After the acute crisis, elemental calcium at 25–50 mg/kg per day orally in three or four
divided doses is given for the remainder of lactation. Again, the dose of calcium is
based on the amount of elemental calcium in the product (eg, calcium carbonate tablets
contain 295 mg elemental calcium/1-g tablet). In dogs, the dosage is usually 1–4 g/day,
in divided doses. In cats, the dosage of calcium is ~0.5–1 g/day, in divided doses.

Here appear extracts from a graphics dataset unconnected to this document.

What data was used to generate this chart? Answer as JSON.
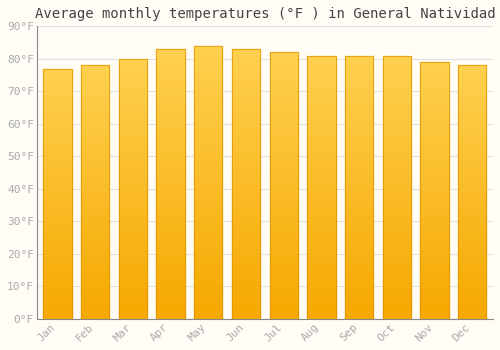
{
  "title": "Average monthly temperatures (°F ) in General Natividad",
  "months": [
    "Jan",
    "Feb",
    "Mar",
    "Apr",
    "May",
    "Jun",
    "Jul",
    "Aug",
    "Sep",
    "Oct",
    "Nov",
    "Dec"
  ],
  "values": [
    77.0,
    78.0,
    80.0,
    83.0,
    84.0,
    83.0,
    82.0,
    81.0,
    81.0,
    81.0,
    79.0,
    78.0
  ],
  "bar_color_bottom": "#F5A800",
  "bar_color_top": "#FFD050",
  "bar_edge_color": "#E09000",
  "background_color": "#FFFDF5",
  "grid_color": "#E0E0E0",
  "ylim": [
    0,
    90
  ],
  "yticks": [
    0,
    10,
    20,
    30,
    40,
    50,
    60,
    70,
    80,
    90
  ],
  "ytick_labels": [
    "0°F",
    "10°F",
    "20°F",
    "30°F",
    "40°F",
    "50°F",
    "60°F",
    "70°F",
    "80°F",
    "90°F"
  ],
  "title_fontsize": 10,
  "tick_fontsize": 8,
  "tick_color": "#AAAAAA",
  "bar_width": 0.75
}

Longterm maintenance treatment with oral vitamin D and oral calcium supplementation
usually requires a minimum of 24–96 hours before an effect is achieved. Hypocalcemic
animals should, therefore, receive parenteral calcium support during the initial
posttetany period. Calcium carbonate is a good choice because of its high percentage
of elemental calcium, general availability in drugstores in the form of antacids, low cost,
and lack of gastric irritation. The dosage of calcium can be gradually tapered to avoid
unnecessary treatment; commercial pet food usually contains sufficient calcium to meet
the needs of dogs and cats. However, to avoid acute problems of hypocalcemic tetany,
oral calcium supplementation should continue throughout lactation.
Vitamin D supplementation is used to increase calcium absorption from the intestines.
The concentration of serum calcium should be monitored weekly. The dosage of 1,25-
dihydroxyvitamin D 3 (calcitriol) is 0.03–0.06 mcg/kg per day. Calcitriol has a rapid onset
of action (1–4 days) and a short half-life (<1 day). Iatrogenic hypercalcemia is a
common complication of this treatment. If hypercalcemia results from overdosage, it can
be rapidly corrected by discontinuing calcitriol. The toxic effects resolve in 1–14 days.
This is a much briefer period than that observed with the use of dihydrotachysterol (1–3
weeks) or ergocalciferol (vitamin D 2 ; 1–18 weeks).
Corticosteroids lower serum calcium and, therefore, are contraindicated. They may
interfere with intestinal calcium transport and increase urinary loss of calcium.
Owners should be warned that eclampsia is likely to recur with future pregnancies.
Preventive steps to consider in the bitch include feeding a high-quality, nutritionally
balanced, and appropriate diet during pregnancy and lactation; providing food and water
ad lib during lactation; and supplementing feeding of the puppies with milk replacer
early in lactation and with solid food after 3–4 weeks of age. Oral calcium
supplementation during gestation is not indicated and may cause rather than prevent
postpartum hypocalcemia. Calcium administration during peak lactation may be helpful
in bitches with a history of eclampsia.